The Harvard Lampoon, the nation's oldest humor magazine, might have the world believe that it successfully humiliated hundreds of Princeton students by falsely telling them they would be on the popular game show Wheel of Fortune, and that they would meet celebrated hostess/cult figure Vanna White.

But the Daily Princetonian says the Lampoon had nothing to do with the hoax, which was a huge failure. Meanwhile, a University of Pennsylvania debating society has also claimed responsibility for the prank.

Now the Lampoon can't decide whether it actually pulled off the prank, whether it didn't play the trick but is accepting responsibility for it, or whether it actually had nothing to do with the whole incident at all.

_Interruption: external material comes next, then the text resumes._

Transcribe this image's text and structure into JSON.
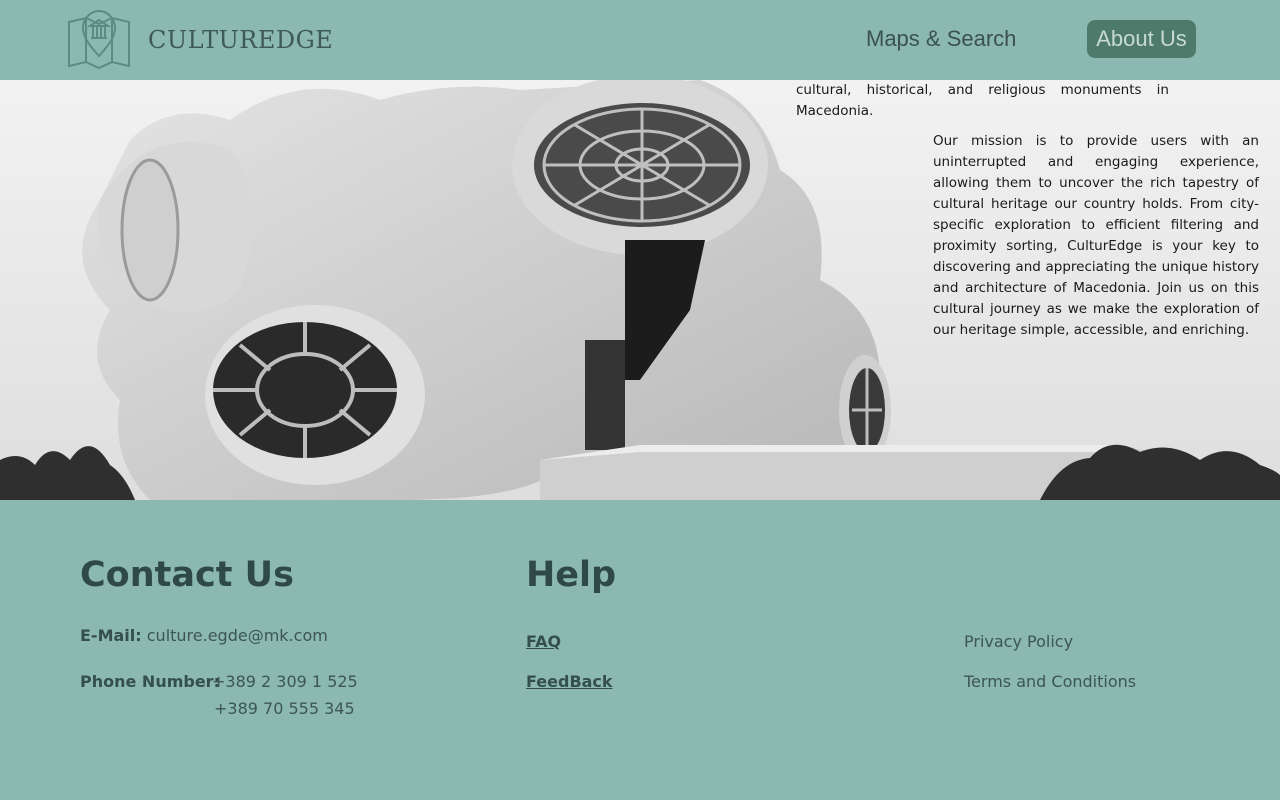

Sources said that the Lampoon was too busy with preparations for its upcoming visit by Pee Wee Herman--who last week arrived in Cambridge to accept the humor society's Elmer Award--to achieve anything that clever or funny.

Posters were put up around the Princeton campus announcing that representatives from the Wheel of Fortune were coming to the central New Jersey college in search of students skilled at playing Hangman, the children's game on which Wheel of Fortune is based, said Daily Princetonian editor Ed V.W. Zschau.

Following a series of events in which almost none of the facts are clear, it is still unknown which Ivy League institution is responsible for the prank. Even officials at the Daily Princetonian disagree as to whether the whole thing was funny and embarassing or not.

The Wheel of Fortune has recently acquired something of a cult following, but no one really knows why, according to last week's airing of 20/20. The show's Lost, Pat Sajak, who was most recently employed as a TV weatherman in Los Angeles, attributed the show's popularity to himself. Other sources, however, said that it is the hostess of the show, Vanna White, who draws the viewers.

Lampy staffers agree with Sajak. "We're interested in Pat," said editor Edward B. Hodgman '86, "We'd like to get him to be the Elmer next year."